Streaming with uptrend filter

rust
use wickra::{Candle, HangingMan, Indicator, Sma};

let mut hm = HangingMan::new();
let mut sma = Sma::new(50).unwrap();
let candle_stream: Vec<wickra::Candle> = Vec::new(); // your live OHLCV candle feed
for bar in candle_stream {
    let trend = sma.update(bar.close);
    if hm.update(bar) == Some(-1.0) {
        if matches!(trend, Some(s) if bar.close > s) {
            // bearish reversal candidate in confirmed uptrend
        }
    }
}

Interpretation

  • Bearish reversal.
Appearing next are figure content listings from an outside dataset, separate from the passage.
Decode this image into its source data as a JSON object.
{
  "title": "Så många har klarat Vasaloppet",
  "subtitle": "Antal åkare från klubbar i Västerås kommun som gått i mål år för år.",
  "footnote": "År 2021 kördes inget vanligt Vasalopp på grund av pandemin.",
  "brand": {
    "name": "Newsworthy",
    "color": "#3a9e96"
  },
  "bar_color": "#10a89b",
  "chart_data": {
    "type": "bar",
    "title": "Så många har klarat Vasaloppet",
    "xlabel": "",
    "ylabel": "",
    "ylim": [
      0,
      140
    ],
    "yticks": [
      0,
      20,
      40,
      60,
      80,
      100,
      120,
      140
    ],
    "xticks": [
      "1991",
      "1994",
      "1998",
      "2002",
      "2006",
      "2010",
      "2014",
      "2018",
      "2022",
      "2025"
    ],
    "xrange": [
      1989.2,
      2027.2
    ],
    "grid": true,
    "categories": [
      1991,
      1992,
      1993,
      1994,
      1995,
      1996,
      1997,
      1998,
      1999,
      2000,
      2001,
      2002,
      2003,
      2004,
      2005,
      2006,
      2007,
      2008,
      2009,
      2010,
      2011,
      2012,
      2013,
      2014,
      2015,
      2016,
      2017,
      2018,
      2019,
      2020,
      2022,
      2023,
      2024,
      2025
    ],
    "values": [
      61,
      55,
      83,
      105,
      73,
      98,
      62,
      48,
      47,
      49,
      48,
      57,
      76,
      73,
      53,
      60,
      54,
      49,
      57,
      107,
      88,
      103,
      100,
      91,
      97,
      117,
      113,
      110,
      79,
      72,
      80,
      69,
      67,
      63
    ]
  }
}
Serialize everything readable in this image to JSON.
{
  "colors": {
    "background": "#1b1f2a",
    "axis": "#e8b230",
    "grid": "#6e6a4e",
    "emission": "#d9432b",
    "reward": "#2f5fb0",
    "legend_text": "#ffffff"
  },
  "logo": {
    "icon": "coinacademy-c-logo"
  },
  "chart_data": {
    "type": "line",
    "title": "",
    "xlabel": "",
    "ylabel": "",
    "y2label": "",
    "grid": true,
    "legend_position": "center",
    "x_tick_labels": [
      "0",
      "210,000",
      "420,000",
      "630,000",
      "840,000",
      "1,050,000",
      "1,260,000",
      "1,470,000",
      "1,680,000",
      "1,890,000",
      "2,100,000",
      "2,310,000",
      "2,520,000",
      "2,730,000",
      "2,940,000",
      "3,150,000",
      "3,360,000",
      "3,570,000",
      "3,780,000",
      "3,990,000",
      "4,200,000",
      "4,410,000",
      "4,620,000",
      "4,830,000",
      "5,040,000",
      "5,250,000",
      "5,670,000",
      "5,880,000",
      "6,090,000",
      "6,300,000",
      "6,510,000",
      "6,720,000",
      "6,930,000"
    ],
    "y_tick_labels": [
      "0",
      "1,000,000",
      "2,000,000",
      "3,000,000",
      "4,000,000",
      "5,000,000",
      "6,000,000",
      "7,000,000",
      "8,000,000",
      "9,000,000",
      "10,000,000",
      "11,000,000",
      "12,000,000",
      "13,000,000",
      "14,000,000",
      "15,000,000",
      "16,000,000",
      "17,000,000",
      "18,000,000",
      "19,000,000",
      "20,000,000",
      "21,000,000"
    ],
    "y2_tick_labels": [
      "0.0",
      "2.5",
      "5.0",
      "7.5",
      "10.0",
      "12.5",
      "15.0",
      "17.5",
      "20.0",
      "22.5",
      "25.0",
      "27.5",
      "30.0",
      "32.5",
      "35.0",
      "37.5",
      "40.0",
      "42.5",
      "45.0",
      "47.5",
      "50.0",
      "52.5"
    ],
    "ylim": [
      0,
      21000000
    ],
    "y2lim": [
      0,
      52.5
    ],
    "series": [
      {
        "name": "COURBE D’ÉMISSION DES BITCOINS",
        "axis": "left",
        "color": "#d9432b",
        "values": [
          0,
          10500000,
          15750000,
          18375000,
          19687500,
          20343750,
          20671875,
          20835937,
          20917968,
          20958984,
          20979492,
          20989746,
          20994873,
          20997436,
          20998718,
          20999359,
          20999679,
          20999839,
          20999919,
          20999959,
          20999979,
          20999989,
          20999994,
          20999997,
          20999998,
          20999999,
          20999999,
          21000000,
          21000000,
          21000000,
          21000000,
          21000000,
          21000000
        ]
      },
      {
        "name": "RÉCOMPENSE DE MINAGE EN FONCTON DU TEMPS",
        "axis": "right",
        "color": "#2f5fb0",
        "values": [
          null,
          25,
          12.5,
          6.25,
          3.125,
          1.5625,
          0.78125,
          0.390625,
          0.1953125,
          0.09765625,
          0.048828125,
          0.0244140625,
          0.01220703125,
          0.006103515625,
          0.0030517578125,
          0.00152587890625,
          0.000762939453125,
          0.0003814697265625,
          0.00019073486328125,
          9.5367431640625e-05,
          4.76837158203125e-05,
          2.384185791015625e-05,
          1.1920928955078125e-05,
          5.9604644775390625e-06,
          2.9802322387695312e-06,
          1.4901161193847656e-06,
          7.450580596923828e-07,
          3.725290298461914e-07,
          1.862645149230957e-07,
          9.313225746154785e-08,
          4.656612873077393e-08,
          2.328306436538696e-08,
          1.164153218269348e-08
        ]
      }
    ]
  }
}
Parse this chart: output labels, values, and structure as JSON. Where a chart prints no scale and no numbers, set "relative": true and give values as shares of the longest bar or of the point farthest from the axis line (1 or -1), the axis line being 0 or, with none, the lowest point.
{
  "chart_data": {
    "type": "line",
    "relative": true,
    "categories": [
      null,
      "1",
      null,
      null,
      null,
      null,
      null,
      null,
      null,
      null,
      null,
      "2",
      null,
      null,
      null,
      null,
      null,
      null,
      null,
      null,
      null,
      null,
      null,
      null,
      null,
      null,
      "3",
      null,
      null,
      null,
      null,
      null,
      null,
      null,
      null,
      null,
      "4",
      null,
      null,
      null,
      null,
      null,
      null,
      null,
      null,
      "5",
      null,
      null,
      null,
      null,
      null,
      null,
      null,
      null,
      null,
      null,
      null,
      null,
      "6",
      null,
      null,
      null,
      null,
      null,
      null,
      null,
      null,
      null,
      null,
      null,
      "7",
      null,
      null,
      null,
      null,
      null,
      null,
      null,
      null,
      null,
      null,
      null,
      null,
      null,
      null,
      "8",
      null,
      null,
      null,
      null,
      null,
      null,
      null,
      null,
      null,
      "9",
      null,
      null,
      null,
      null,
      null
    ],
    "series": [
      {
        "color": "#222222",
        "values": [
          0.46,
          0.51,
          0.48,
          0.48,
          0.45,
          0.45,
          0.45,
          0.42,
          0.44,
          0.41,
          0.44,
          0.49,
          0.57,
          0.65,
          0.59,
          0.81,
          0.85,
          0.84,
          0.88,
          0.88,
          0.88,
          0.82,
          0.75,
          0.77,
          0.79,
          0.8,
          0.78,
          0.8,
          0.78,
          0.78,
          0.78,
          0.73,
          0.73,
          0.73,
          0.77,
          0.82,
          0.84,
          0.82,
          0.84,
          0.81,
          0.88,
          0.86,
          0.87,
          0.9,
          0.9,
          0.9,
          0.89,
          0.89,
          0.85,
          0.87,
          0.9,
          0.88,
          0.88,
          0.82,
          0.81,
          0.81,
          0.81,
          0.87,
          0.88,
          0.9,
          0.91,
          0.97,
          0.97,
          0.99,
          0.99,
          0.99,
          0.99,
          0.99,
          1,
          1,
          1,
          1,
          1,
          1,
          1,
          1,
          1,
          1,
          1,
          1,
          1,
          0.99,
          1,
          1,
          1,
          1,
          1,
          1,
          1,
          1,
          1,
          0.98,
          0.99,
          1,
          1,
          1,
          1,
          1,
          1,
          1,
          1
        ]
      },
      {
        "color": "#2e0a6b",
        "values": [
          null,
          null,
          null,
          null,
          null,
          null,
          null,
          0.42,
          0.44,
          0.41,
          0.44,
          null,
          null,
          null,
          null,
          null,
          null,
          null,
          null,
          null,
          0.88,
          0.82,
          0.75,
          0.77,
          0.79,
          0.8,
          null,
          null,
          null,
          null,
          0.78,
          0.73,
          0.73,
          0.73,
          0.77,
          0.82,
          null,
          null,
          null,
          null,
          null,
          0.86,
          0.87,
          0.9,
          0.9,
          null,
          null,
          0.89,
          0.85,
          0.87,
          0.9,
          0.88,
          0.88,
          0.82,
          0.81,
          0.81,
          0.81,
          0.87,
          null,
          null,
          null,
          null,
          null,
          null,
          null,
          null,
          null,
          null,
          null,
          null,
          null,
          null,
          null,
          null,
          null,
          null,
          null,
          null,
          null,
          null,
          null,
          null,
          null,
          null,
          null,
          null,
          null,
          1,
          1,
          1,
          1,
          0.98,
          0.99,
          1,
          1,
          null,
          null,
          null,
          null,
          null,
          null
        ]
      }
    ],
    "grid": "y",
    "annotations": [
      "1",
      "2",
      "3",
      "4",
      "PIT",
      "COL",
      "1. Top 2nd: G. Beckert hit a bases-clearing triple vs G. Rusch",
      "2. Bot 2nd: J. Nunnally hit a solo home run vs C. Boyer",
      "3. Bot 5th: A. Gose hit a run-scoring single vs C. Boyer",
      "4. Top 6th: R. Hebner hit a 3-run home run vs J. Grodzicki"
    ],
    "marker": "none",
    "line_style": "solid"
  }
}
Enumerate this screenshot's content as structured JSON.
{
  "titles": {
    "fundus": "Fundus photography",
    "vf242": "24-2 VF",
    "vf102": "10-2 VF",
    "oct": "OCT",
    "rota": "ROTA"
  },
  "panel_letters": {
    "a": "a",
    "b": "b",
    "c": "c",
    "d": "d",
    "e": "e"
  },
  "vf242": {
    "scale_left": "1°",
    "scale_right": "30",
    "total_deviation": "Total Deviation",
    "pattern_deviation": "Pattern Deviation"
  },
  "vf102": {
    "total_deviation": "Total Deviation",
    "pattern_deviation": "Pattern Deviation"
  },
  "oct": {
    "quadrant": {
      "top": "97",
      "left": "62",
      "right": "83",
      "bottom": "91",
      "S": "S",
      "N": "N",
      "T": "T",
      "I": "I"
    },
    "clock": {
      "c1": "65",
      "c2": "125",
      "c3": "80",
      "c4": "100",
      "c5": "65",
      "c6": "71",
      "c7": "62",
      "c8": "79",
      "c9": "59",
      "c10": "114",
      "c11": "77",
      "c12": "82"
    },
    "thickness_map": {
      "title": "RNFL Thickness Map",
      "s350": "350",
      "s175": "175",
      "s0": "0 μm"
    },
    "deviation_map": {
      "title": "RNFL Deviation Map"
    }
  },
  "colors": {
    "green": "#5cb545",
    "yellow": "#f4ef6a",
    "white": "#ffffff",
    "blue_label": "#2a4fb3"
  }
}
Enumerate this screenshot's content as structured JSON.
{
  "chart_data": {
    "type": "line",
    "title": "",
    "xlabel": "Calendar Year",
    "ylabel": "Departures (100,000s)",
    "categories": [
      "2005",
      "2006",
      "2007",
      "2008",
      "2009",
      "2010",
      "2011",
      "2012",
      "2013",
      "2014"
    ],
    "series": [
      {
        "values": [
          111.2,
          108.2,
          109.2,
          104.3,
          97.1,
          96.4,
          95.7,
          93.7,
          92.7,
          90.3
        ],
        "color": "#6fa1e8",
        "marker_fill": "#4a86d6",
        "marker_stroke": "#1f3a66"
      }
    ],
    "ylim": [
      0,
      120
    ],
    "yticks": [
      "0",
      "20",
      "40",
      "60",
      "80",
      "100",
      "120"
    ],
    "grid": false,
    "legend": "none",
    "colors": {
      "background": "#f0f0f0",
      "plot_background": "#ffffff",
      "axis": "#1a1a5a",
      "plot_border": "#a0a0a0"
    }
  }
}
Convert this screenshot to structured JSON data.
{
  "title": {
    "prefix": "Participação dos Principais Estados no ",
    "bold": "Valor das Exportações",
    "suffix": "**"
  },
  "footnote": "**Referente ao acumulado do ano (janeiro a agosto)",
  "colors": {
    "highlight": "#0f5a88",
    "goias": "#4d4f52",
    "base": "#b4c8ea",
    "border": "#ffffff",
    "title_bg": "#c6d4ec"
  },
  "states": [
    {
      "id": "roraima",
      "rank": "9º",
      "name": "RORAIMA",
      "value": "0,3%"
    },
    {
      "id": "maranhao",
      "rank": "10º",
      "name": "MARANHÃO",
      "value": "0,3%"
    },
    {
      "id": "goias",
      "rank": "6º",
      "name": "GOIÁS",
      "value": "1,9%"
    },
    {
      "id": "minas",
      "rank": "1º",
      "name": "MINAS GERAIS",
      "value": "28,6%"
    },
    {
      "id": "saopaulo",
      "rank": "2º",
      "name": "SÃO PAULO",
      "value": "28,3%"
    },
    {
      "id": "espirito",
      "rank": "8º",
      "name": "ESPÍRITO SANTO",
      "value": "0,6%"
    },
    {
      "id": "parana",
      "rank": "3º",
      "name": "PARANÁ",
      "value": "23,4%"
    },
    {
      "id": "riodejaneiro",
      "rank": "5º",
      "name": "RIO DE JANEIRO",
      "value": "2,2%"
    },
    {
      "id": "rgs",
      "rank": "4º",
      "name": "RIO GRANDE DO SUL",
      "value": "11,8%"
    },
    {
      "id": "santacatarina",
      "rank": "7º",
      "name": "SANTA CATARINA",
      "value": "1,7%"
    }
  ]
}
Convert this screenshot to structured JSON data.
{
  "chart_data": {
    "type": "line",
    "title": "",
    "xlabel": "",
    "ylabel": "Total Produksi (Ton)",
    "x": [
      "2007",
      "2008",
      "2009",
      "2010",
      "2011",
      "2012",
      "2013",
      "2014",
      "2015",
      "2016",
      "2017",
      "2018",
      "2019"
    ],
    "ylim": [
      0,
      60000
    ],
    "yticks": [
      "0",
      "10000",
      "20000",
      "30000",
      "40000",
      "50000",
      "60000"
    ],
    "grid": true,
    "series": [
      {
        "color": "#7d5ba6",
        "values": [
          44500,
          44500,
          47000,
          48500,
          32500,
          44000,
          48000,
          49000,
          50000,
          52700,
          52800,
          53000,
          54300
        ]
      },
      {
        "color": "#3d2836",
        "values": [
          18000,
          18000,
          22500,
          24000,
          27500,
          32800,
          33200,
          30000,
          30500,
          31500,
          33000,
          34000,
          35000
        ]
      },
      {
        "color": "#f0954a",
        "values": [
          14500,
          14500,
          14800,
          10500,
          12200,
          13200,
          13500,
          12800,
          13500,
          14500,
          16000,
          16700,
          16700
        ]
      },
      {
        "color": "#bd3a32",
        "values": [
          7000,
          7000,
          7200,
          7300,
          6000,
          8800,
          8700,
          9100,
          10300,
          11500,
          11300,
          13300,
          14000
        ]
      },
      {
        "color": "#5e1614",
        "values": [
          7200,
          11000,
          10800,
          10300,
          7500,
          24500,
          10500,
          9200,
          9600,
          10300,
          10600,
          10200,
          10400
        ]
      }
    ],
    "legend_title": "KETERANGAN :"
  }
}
Most powerful at the top of an uptrend or at established resistance.
  • Confirmation required. Many traders require the next bar to close below the Hanging Man's body before acting.
  • Same shape, opposite signal. This indicator simply emits the bearish reading of the Hammer shape; it cannot distinguish which context applies — you must.

Common pitfalls

  • Acting on shape without trend context. A Hanging Man in a downtrend is just noise. Always pair with a trend / extreme filter.
  • Confusing with Hammer. Identical shape. Wickra emits both indicators on the same bar (Hammer reads +1.0, Hanging Man reads -1.0) — your strategy picks which one applies based on trend context.

References

  • Steve Nison, Japanese Candlestick Charting Techniques (1991).